Manifestação reúne moradores contra projeto do Porto Brasil Sul em São Francisco do Sul no último domingo, 22

A manhã deste domingo, 22 de março, foi marcada por uma manifestação pacífica na região da Praia do Forte e do Sumidouro, em São Francisco do Sul. Moradores, veranistas e representantes de entidades ambientais se reuniram com cartazes e palavras de ordem, como o grito “Fora Porto”, em oposição à possível instalação do Complexo Portuário Porto Brasil Sul.

O movimento foi organizado pela Organização não governamental AMECA (Associação Movimento Ecológico Carijós), com apoio de diversas entidades locais, entre elas a Associação de Surf da Prainha, Aulas de Surf Local SC, Associação Babitonga, Associação de Moradores da Praia de Itaguaçu e Ubatuba, Ame São Chico Turismo Receptivo e SMS Imagens Aéreas.

O ato reuniu também lideranças políticas, como o deputado estadual Vicente Caropreso, integrante da Bancada Norte, que tem se posicionado publicamente contra a implantação do empreendimento no município. Também estiveram presentes o ex-prefeito Renato Lobo e os vereadores Rodrigo Graf, Léo dos Balneários e Mira da Estiva.

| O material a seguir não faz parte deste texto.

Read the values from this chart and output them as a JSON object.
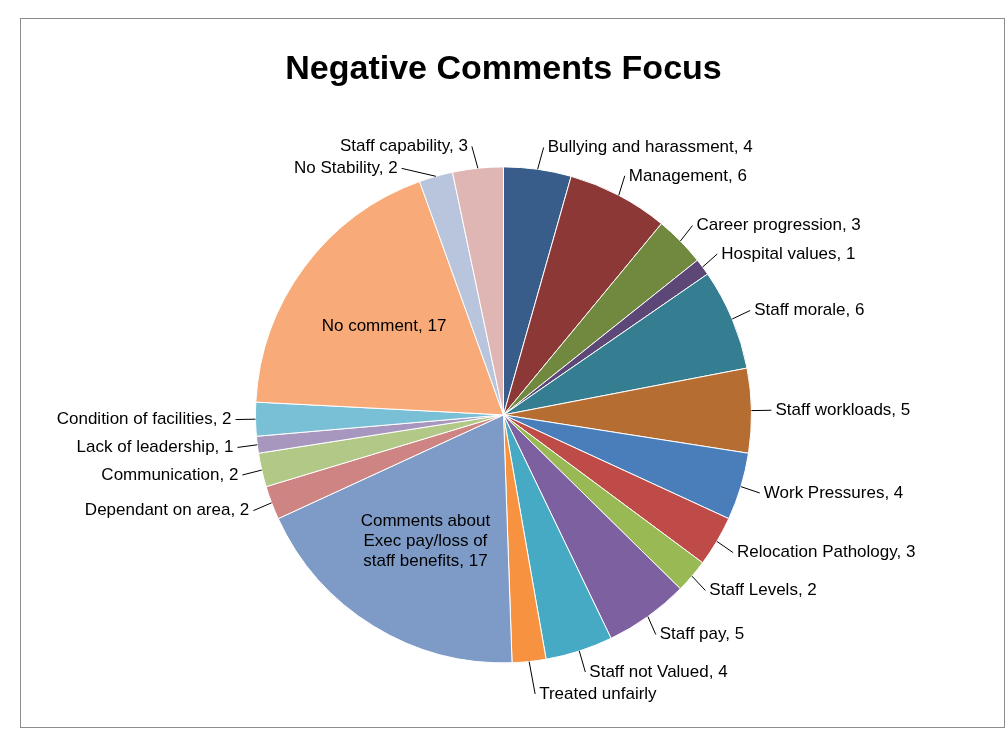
{
  "chart_data": {
    "type": "pie",
    "title": "Negative Comments Focus",
    "categories": [
      "Bullying and harassment",
      "Management",
      "Career progression",
      "Hospital values",
      "Staff morale",
      "Staff workloads",
      "Work Pressures",
      "Relocation Pathology",
      "Staff Levels",
      "Staff pay",
      "Staff not Valued",
      "Treated unfairly",
      "Comments about Exec pay/loss of staff benefits",
      "Dependant on area",
      "Communication",
      "Lack of leadership",
      "Condition of facilities",
      "No comment",
      "No Stability",
      "Staff capability"
    ],
    "values": [
      4,
      6,
      3,
      1,
      6,
      5,
      4,
      3,
      2,
      5,
      4,
      2,
      17,
      2,
      2,
      1,
      2,
      17,
      2,
      3
    ],
    "value_labels": [
      "4",
      "6",
      "3",
      "1",
      "6",
      "5",
      "4",
      "3",
      "2",
      "5",
      "4",
      null,
      "17",
      "2",
      "2",
      "1",
      "2",
      "17",
      "2",
      "3"
    ],
    "colors": [
      "#385d8a",
      "#8c3836",
      "#71893f",
      "#5c4776",
      "#357d91",
      "#b66d31",
      "#4a7ebb",
      "#be4b48",
      "#98b954",
      "#7d60a0",
      "#46aac5",
      "#f69240",
      "#7e9bc8",
      "#ce8483",
      "#b1c887",
      "#a797bf",
      "#79bfd6",
      "#f8ab79",
      "#b9c5dc",
      "#e0b6b5"
    ],
    "legend": false
  }
}
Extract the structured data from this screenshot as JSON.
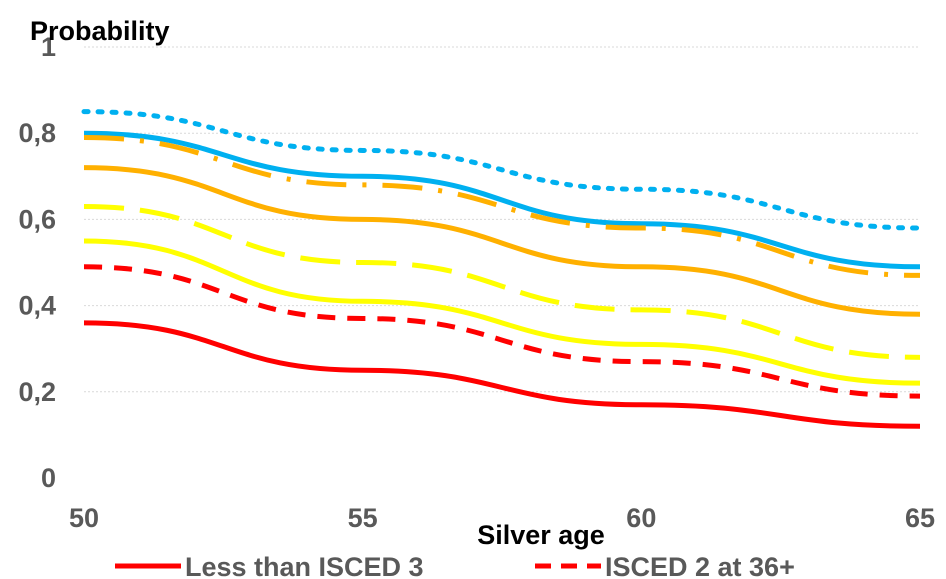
{
  "chart_data": {
    "type": "line",
    "title": "",
    "ylabel": "Probability",
    "xlabel": "Silver age",
    "xlim": [
      50,
      65
    ],
    "ylim": [
      0,
      1
    ],
    "x": [
      50,
      55,
      60,
      65
    ],
    "x_ticks": [
      "50",
      "55",
      "60",
      "65"
    ],
    "y_ticks": [
      "0",
      "0,2",
      "0,4",
      "0,6",
      "0,8",
      "1"
    ],
    "grid": "horizontal",
    "legend_position": "bottom",
    "series": [
      {
        "name": "Less than ISCED 3",
        "color": "#ff0000",
        "dash": "solid",
        "values": [
          0.36,
          0.25,
          0.17,
          0.12
        ]
      },
      {
        "name": "ISCED 2 at 36+",
        "color": "#ff0000",
        "dash": "dash",
        "values": [
          0.49,
          0.37,
          0.27,
          0.19
        ]
      },
      {
        "color": "#ffff00",
        "dash": "solid",
        "values": [
          0.55,
          0.41,
          0.31,
          0.22
        ]
      },
      {
        "color": "#ffff00",
        "dash": "longdash",
        "values": [
          0.63,
          0.5,
          0.39,
          0.28
        ]
      },
      {
        "color": "#ffb000",
        "dash": "solid",
        "values": [
          0.72,
          0.6,
          0.49,
          0.38
        ]
      },
      {
        "color": "#ffb000",
        "dash": "longdashdot",
        "values": [
          0.79,
          0.68,
          0.58,
          0.47
        ]
      },
      {
        "color": "#00b0f0",
        "dash": "solid",
        "values": [
          0.8,
          0.7,
          0.59,
          0.49
        ]
      },
      {
        "color": "#00b0f0",
        "dash": "dot",
        "values": [
          0.85,
          0.76,
          0.67,
          0.58
        ]
      }
    ]
  }
}
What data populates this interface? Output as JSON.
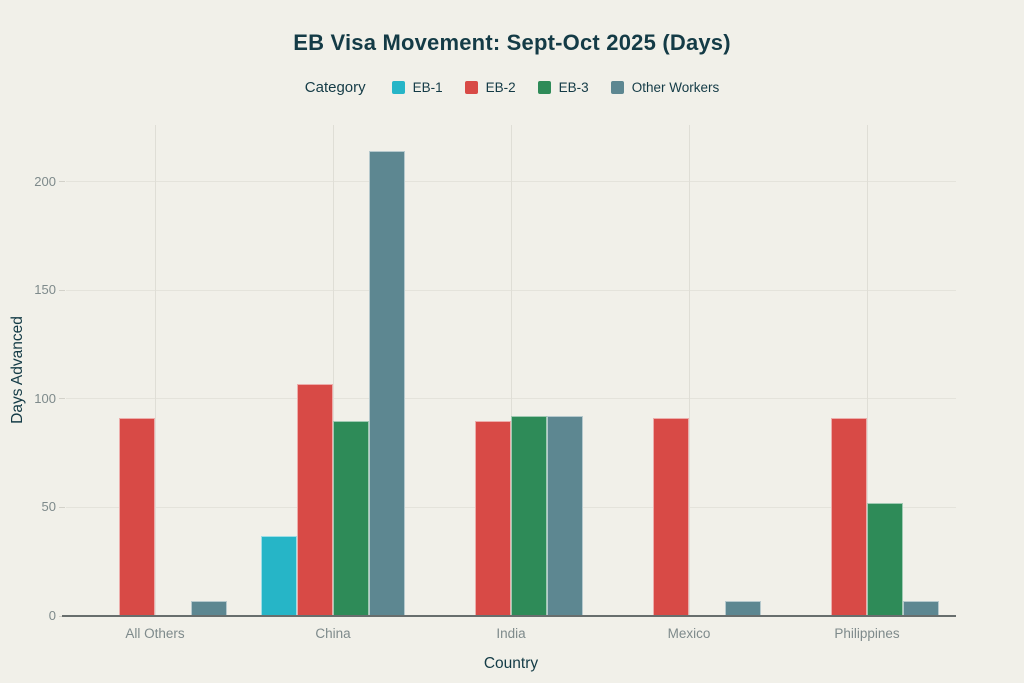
{
  "page": {
    "background": "#f1f0e9"
  },
  "chart_data": {
    "type": "bar",
    "title": "EB Visa Movement: Sept-Oct 2025 (Days)",
    "legend_title": "Category",
    "xlabel": "Country",
    "ylabel": "Days Advanced",
    "categories": [
      "All Others",
      "China",
      "India",
      "Mexico",
      "Philippines"
    ],
    "series": [
      {
        "name": "EB-1",
        "color": "#26b5c7",
        "values": [
          0,
          37,
          0,
          0,
          0
        ]
      },
      {
        "name": "EB-2",
        "color": "#d84a46",
        "values": [
          91,
          107,
          90,
          91,
          91
        ]
      },
      {
        "name": "EB-3",
        "color": "#2e8b58",
        "values": [
          0,
          90,
          92,
          0,
          52
        ]
      },
      {
        "name": "Other Workers",
        "color": "#5d8791",
        "values": [
          7,
          214,
          92,
          7,
          7
        ]
      }
    ],
    "yticks": [
      0,
      50,
      100,
      150,
      200
    ],
    "ylim": [
      0,
      226
    ],
    "grid": true,
    "legend_position": "top-center",
    "colors": {
      "background": "#f1f0e9",
      "text_dark": "#143b46",
      "tick_label": "#7e8a8b",
      "gridline_h": "#e4e3db",
      "gridline_v": "#dfded6",
      "axis_line": "#686e6d"
    }
  }
}
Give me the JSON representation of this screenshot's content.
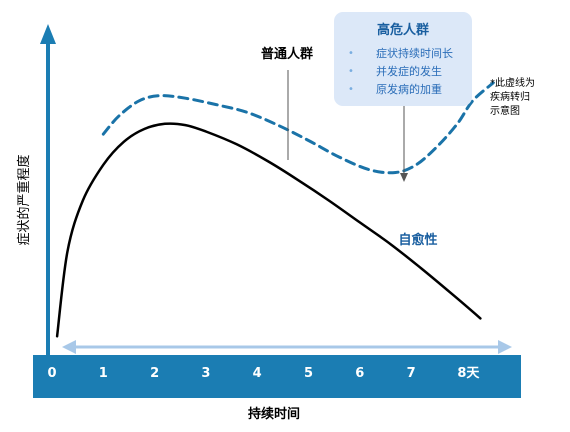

Área ambiental e processos em andamento

O projeto do Porto Brasil Sul, que tem à frente a empresa Schneider S.A., do empresário joinvilense Carlos Schneider, segue em tramitação na esfera ambiental e tem gerado forte repercussão na cidade.

O empreendimento prevê a instalação de um terminal portuário na região do Sumidouro, área considerada ambientalmente sensível, inserida na Baía da Babitonga e com presença de manguezais — ecossistema fundamental para a biodiversidade marinha e costeira.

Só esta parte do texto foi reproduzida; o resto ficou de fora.